First, that first year is brutal. The US is cruel that we don’t have longer maternity leave. But many of us would advise you not to make rash decisions. Unless you’re a nurse or teacher, it can be very difficult to re enter the same career, even after a couple years. It may be better to do a half ass job for a couple years and ride on the goodwill you generated pre kids, with the plan to change jobs for a fresh start once you’re more settled. Or to ask about PT or remote options. The pay may be barely break even for those more flexible jobs, but the upside is that when you’re ready to ramp up, you’re starting from a very different place than had you left the industry.

For me, I wouldn’t quit unless DH was making at least $700k. He makes that already (so do i) but we both keep working. Ours was never a goal of “what money do we need to pay the bills” but “what money do we need to ensure both of us have freedom to do the jobs we want and retire when we want”. I would never have been okay letting dh be in a job that adding only marginal savings to our retirement every year, knowing he’d have to do it for 45 years - if the alternative was I could materially contribute to retirement and we could both be retired by 50 or 55. Reality is that most women who decide to stay home do it both because they want to be with the kids but also because they don’t love working. Now imagine imposing that working on your spouse for the rest of their healthy lives. Just not cool with me.

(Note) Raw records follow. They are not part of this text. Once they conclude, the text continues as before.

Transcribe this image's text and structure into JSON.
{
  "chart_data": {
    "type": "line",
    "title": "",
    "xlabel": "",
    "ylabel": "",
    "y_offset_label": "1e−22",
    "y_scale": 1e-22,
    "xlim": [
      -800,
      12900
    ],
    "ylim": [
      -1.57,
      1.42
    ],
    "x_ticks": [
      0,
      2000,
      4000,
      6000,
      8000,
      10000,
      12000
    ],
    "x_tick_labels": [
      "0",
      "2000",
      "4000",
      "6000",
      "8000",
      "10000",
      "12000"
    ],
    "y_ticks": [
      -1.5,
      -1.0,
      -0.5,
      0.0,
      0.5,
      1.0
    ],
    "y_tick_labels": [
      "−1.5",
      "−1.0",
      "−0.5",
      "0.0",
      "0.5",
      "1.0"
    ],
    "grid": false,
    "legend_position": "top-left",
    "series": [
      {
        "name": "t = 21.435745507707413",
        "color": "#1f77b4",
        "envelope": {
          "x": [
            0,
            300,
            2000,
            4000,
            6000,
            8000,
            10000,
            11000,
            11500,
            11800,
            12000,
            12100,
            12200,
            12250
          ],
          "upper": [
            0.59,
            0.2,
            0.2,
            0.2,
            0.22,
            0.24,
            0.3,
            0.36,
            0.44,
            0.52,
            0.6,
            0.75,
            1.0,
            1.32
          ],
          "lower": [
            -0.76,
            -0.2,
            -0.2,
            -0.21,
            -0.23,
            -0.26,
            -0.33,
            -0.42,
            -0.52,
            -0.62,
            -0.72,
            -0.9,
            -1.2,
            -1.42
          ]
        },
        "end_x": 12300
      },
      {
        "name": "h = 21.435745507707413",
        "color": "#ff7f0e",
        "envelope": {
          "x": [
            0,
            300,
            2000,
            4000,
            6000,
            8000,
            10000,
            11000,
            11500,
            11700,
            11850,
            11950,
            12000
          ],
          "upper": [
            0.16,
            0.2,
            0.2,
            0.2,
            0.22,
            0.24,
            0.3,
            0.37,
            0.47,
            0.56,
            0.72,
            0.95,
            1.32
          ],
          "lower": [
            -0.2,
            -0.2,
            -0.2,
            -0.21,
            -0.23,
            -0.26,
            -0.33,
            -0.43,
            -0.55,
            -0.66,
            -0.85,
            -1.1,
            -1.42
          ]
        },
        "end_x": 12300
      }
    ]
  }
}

Finally, I wouldn’t assume costs go down when you stay home. For typical UMC moms, they spend as much or more than the “work tax”. I worked very part time for two years after DS was born and hung out with the stay at home mom crew, and most days involved a mommy and me class and coffee, and there was a lot of time killing shopping (in person or online) because they had more time to worry about if baby had the right pair of arch supporting shoes, or tracking the fact that Janie and jack was having a sale, or just killing time at Target.


I think you mean we don't have any maternity leave


We do have maternity leave. It's called saving your leave like some of us did. I worked for many year at the same job, and rarely took a vacation or sick day knowing I wanted maternity leave. Then I used it all (and then realized how much I hated the job and quit).


But that’s not maternity leave. That’s saving your leave. Don’t you even understand your own post?
Anonymous
Anonymous wrote:
Anonymous wrote:
Anonymous wrote:
Anonymous wrote:For us it came down to this formula:

my income-daycare=not enough to make a major difference in our lifestyle


This was it for me. Plus I had a job that I knew I could go back to.


Same for us. When ours were very young DH’s company had a lot going on and he worked long hours and had to travel. I would have had to be the primary parent for everything and my job wasn’t flexible. It made more sense to step out for a bit.

Agree with the others commenting about those in the 800+ income range being able to take a break if they wanted. It’s totally fine to keep working if you love your job and lifestyle. But you truly could stay home if you wanted. That’s a different situation than OP is asking about.


Actually many of them could not stay at home if they wanted, because they have built a lifestyle around the High Double income. If your ability to pay mortgage and monthly "needs" you have established as well as retirement/college/emergency fund requires both incomes then you cannot stay home without major adjustments.
I agree---it's ridiculous to live like that IMO, but many do. If the mortgage is more than 50% of the top earners salary, the other cannot really stay home without selling the house and moving (not going to happen in todays environment)


You contradict yourself. They could absolutely stay at home if they wanted, but they don’t want to. Certainly not as much as they want the expensive house.